五輪招致が決まった翌日、3.11の被災地の人々約10人と東京で会った。大半が30代、40代で、育ち盛りの子どもを持つ親たちである。まとめ役の西本由美子さんはNPO法人ハッピーロードネット(HRN)の代表で、彼らにとって姉もしくは母親のような存在でもある。
「安倍首相が福島という地名を口にしたんですもの、これで復興は日本の国際公約よ!」と西本さんは明るい。

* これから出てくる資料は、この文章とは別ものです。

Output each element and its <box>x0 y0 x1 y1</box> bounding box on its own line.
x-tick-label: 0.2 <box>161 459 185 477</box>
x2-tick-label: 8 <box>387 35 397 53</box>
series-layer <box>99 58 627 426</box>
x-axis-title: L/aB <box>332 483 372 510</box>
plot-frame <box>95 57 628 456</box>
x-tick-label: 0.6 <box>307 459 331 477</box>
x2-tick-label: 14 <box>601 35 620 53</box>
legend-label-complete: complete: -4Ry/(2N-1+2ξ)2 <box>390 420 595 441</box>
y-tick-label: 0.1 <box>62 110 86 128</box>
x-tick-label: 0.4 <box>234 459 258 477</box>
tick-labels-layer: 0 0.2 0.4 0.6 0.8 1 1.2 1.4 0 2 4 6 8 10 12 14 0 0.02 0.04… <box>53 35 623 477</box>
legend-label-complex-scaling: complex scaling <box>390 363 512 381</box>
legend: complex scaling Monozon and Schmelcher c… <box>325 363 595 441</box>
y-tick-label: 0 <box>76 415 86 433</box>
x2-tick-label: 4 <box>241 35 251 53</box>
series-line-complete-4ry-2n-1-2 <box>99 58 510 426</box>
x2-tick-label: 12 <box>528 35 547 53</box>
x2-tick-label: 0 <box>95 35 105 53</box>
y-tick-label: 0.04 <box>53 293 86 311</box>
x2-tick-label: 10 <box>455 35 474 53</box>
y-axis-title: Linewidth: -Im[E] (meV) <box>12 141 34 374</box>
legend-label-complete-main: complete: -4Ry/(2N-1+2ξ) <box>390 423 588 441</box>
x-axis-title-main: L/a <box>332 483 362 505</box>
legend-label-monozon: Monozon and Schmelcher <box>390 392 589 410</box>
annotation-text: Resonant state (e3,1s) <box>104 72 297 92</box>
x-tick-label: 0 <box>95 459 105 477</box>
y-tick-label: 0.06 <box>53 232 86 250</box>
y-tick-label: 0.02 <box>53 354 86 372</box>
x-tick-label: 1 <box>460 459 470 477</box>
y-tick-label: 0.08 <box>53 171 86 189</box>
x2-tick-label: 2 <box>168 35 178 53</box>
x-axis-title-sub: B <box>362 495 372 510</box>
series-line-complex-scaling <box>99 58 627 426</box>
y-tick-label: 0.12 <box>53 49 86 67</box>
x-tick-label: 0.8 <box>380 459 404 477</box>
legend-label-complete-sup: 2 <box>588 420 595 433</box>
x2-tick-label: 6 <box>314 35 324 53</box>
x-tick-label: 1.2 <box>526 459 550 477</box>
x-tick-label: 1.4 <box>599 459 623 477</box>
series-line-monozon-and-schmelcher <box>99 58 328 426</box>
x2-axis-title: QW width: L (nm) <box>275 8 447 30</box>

HRNの人々は福島全県に桜を植え続けているが、7年後には桜並木の下を聖火ランナーに走ってほしいと夢を膨らませる。五輪招致が新たな目標となり、困難の中にいる人たちが活動的になるのは見ていてうれしい。
それでも被災3県の現実は厳しい。例えば国が移転先の土地の確保、造成資金の全額を負担する防災集団移転促進事業は、予定より大幅に遅れ、被災者の励ましになり切れていない。同計画は政府(民主党)なりに住民のために打ち出したものだが、被災地のどこに集団移転を可能にする広い土地があるのかなども十分吟味せずに、政府が一方的に自治体に下ろしてきたと、地元の人々には不評である。
善意で計画した民主党としてはつらいものがあるだろう。西本さんが語る。
「自民党になって様子はガラリと変わるかと実は期待したのです。しかし安倍政権9カ月ですが、動きは思ったより遅いと私たちは感じ始めています」
彼女は安倍首相の五輪招致の演説に少し引っかかるところがあったとも語る。「東京には、(福島の)いかなる影響にしろ、これまで及ぼしたことはなく、今後とも、及ぼすことはありません」という件(くだり)である。
「でも、これも取りようです。福島を完全に復興させるという決意だと解釈すれば、首相の誓いは私たちにとって大変力強いものになります」
被災地の人々は後ろ向きになっている余裕などない。だからこそできるだけ全てを前向きに捉える。HRNの人たちも、古里再生にはまず住民が古里に戻ることが大事であり、そのために戻ってくることのできる古里をつくろうと行動し始めた。今月、約30人がウクライナを訪れるのである。ウクライナでは、1986年4月にチェルノブイリ原発事故が発生した。ウクライナ政府はただちに原発従業員や被災者を受け入れる新しい町、スラヴチッチをつくった。小欄で紹介したこの町に、今、福島の人たちが関心を示すのは私にとっても喜びである。
同町は事故から1年8カ月で完成し、今では2万3000人が住む。町の建設、人々の暮らしの再建はいかにして可能だったのか。医療、福祉、教育、仕事はどうなっているのかなどを被災者が自らの目で見て、自分たちの町づくりに役立てようとしている。
一行を率いるのは、北海道大学教授の奈良林直氏らである。政府の動きが鈍いのであれば、民間が知恵を絞り、提言していくという心意気が視察団を支えている。福島選出の衆院議員、亀岡偉民氏も関心を示し、別行動ながら復興庁政務官として現場を視察する。私は彼らがスラヴチッチの町で学んだ成果を聞くのを楽しみにしている。